Two years later, the Blumenheins split up, and Elaine decided to move down and take over operation of the resort. One of her first priorities was to remove the remaining derelict buildings and restore the land surrounding the hot springs. Shortly after, the name was changed to Joyful Journey Hot Springs. “I remember the first time I got into the springs. I felt that this was happy, joyful water. This is how I came up with the name. As I see it, we are all on a journey on this earth, and this is a stop along the way,” she said in an article which ran in The Newsboy in 2008.
She added a campground facility with restrooms, and added teepees and yurts available to rent. A geodesic greenhouse was also constructed. Currently there are three outdoor soaking pools with temperatures ranging from 98 to 108 degrees. The therapeutic, healing waters contain magnesium, lithium, calcium, boron and arsenic. A redwood-paneled dry sauna and therapy rooms are located in the bathhouse along with changing rooms, showers and snacks.

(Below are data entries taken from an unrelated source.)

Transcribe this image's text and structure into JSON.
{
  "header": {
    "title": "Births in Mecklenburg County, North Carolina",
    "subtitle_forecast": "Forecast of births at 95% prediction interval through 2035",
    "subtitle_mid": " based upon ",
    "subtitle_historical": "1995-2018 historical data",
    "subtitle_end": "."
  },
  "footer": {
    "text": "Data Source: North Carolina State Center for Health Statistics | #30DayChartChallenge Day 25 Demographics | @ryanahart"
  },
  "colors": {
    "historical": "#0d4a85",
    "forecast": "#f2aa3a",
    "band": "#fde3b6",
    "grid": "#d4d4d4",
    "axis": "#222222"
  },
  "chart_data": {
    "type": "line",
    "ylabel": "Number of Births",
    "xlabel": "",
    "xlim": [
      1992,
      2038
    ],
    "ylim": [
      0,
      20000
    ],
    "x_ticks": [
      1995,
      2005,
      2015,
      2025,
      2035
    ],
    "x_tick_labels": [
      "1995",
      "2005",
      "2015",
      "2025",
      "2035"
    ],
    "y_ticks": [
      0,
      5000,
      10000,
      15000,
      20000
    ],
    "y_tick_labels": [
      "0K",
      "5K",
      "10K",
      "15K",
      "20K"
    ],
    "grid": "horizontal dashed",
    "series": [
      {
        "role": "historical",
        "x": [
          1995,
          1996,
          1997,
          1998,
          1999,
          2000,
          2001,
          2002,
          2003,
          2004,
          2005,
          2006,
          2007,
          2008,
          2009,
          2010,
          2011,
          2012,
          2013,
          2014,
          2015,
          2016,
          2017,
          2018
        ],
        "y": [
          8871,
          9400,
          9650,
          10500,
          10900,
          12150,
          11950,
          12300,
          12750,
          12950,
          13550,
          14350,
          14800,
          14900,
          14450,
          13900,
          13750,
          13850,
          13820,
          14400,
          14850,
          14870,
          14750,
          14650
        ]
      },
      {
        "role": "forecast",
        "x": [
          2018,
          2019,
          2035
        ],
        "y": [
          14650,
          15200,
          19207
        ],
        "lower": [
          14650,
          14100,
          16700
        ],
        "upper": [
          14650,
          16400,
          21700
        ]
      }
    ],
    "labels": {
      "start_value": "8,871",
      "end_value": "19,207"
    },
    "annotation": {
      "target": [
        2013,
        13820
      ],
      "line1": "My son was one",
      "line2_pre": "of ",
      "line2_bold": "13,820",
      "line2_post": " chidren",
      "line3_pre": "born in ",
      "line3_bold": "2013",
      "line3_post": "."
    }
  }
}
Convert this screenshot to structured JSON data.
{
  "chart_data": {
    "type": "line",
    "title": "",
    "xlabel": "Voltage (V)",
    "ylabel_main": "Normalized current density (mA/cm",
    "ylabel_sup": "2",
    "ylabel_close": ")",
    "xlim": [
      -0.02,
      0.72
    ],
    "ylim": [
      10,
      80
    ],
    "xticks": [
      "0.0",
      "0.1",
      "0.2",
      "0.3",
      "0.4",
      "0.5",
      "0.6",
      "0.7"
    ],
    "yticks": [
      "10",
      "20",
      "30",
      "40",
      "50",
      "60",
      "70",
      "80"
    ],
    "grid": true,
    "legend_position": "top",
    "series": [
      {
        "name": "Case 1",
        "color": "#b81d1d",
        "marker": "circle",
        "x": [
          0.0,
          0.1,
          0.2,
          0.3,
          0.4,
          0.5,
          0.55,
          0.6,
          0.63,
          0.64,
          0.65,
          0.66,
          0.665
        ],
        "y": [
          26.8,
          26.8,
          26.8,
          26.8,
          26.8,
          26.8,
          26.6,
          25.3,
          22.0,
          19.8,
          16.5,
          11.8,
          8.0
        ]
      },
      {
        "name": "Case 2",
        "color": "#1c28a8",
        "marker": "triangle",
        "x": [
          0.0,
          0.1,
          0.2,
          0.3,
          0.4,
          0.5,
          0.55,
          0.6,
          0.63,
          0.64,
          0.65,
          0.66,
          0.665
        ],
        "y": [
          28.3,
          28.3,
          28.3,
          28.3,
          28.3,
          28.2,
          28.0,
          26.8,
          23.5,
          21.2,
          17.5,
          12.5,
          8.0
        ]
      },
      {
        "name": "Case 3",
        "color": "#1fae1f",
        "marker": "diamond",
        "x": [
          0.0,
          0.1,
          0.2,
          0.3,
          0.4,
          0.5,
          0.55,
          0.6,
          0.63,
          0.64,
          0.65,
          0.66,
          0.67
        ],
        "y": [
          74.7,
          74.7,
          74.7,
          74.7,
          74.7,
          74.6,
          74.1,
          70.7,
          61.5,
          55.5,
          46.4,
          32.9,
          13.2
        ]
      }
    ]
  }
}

In 2008, an 11-room lodge was added, along with a 100-seat conference center available for meetings, workshops, weddings and other events. Elaine hopes to eventually add a private soaking pool for lodge guests, as well as several additional pools. She envisions the facility to become as self-sustaining and self-reliant as possible – even envisioning a kind of elder-care center.
Relaxing in the southernmost pool, the hottest of the three, visitors can watch the sun set on the Sangre de Cristo range and imagine what once was. Few traces remain of the early days of Hot Springs City, but it is easy to conjure the spirits of the Native Americans and early settlers – maybe even Robert Dunshee – as one marvels at the surrounding peace, tranquility and rich red color of the “blood of Christ mountains” at dusk.